Renzi-Berlusconi-Grillo-Salvini uniti in politica estera: l’Italia se ne resti fuori

giovedì, 24 marzo 2016

Nel cicaleccio televisivo, per scaramanzia, non si discute del perchè l’Italia negli ultimi quindici anni non sia stata mai bersaglio di un attentato del terrorismo jihadista. Solo per merito dei nostri apparati di sicurezza, che tengono a bada il pericolo costituito dai cosiddetti “lupi solitari” o anche per scelta di strategia dei burattinai che muovono le fila di questa guerra mondiale?
In America e in Europa, finora il terrorismo islamico ha colpito paesi che partecipavano direttamente ad attività militari offensive contro le sue roccaforti. L’Italia, quand’anche presente nei teatri di guerra, vi mantiene un ruolo per lo più d’interposizione o di addestramento o di retrovia logistica o di intelligence. Così avviene nel Kurdistan iracheno, così in Libano e in Libia. Neanche dopo gli attentati di Parigi del 13 novembre scorso il governo italiano ha fatto quel passo in più, richiesto da Parigi, di una partecipazione offensiva diretta ai bombardamenti del territorio Is.
Questa scelta del governo Renzi, al di là delle diatribe di facciata, è condivisa da tutte le principali forze politiche italiane. Nessun Salvini o Berlusconi, tanto meno un Grillo, chiedono al primo ministro di intraprendere azioni di guerra contro i jihadisti in casa loro, nè in Siria nè in Libia. La speranza inconfessabile, ma condivisa, è che questa posizione attendista e rinunciataria preservi il nostro paese (così come la Germania) da ritorsioni sanguinose come quelle subite dalla Francia, dalla Russia, dagli sciiti libanesi, dalla Turchia ecc.

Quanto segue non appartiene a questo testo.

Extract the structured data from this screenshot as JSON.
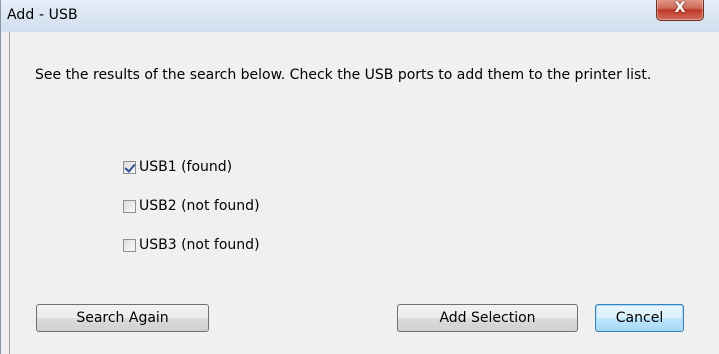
{
  "window": {
    "title": "Add  - USB",
    "close_glyph": "X"
  },
  "content": {
    "instruction": "See the results of the search below. Check the USB ports to add them to the printer list."
  },
  "ports": [
    {
      "label": "USB1 (found)",
      "checked": true
    },
    {
      "label": "USB2 (not found)",
      "checked": false
    },
    {
      "label": "USB3 (not found)",
      "checked": false
    }
  ],
  "buttons": {
    "search_again": "Search Again",
    "add_selection": "Add Selection",
    "cancel": "Cancel"
  }
}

Il caso del Belgio è un po’ diverso: lì l’attacco è avvenuto per reazione allo smantellamento di una cellula terroristica che aveva agito in Francia, più che per controbattere alla politica estera interventista di Bruxelles. Ma il dilemma che abbiamo di fronte, discusso solo sottovoce nelle stanze del potere, e mai in sede pubblica, resta il medesimo. Questa idea che l’Italia possa restarsene fuori dal conflitto, dilazionando le sue scelte militari e ribadendo una vocazione neutralista, alla lunga potrà funzionare? Le due guerre mondiali del secolo scorso inducono a pensare che questa sia solo una pia illusione opportunistica, nella quale si ritrovano uniti i principali leader politici del paese.